11. The apparatus according to claim 10, wherein the guiding means comprise at least one hinge and/or at least one oblong hole and one engagement element, the engagement element engaging with the oblong hole.

12. The apparatus according to claim 11, wherein the oblong hole has a first leg and a second leg, the two legs being angled relative to each other and each of the two legs comprising a first end region at which the two legs are connected to each other and a second end region, means being provided which hold the engagement element connected to the first unit in the second end region of the first leg of the oblong hole in the maintenance mode.

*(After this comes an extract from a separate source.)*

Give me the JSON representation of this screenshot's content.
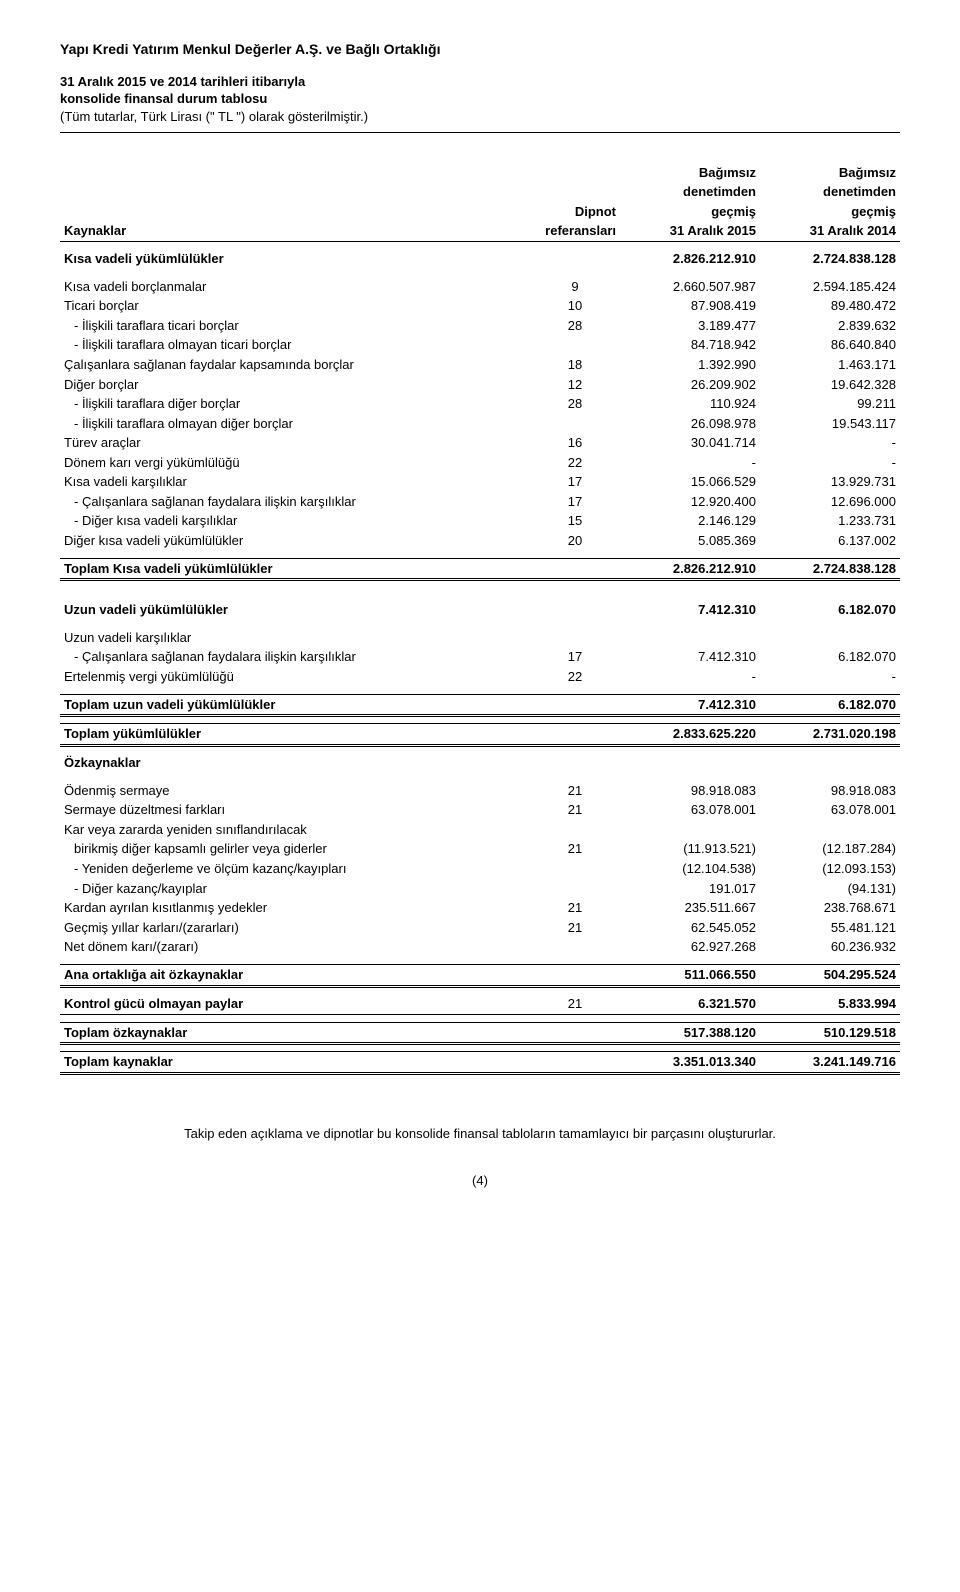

13. The apparatus according to claim 1, wherein the second counter-pressure element comprises a first end region and a second end region, the first end region lying opposite to the second end region and a third region being arranged between the two end regions, on which third region a pressure force is exerted via the second print head in the print mode, each of the first and the second end regions of the counter-pressure element being receivable in an opening provided in the second unit, each of the openings being open at the side facing the first unit in the print mode.

14. The apparatus according to claim 2, wherein each end region of the second counter-pressure roller is mounted with the aid of one bearing unit each, each of the bearing units being received in one of the openings in the print mode.

15. The apparatus according to claim 1, wherein in which each bearing unit comprises a first bearing element that can be received in a chassis of the apparatus and at least one second bearing element, at the circumferential surface of which a groove is provided into which the sides delimiting a slot in a guiding element can be received, wherein the combination of groove and slot allows a relative motion of the slot or, respectively of the guiding element (66, 68, 74, 76) with respect to the second bearing element, the guiding element being firmly connected to a print head.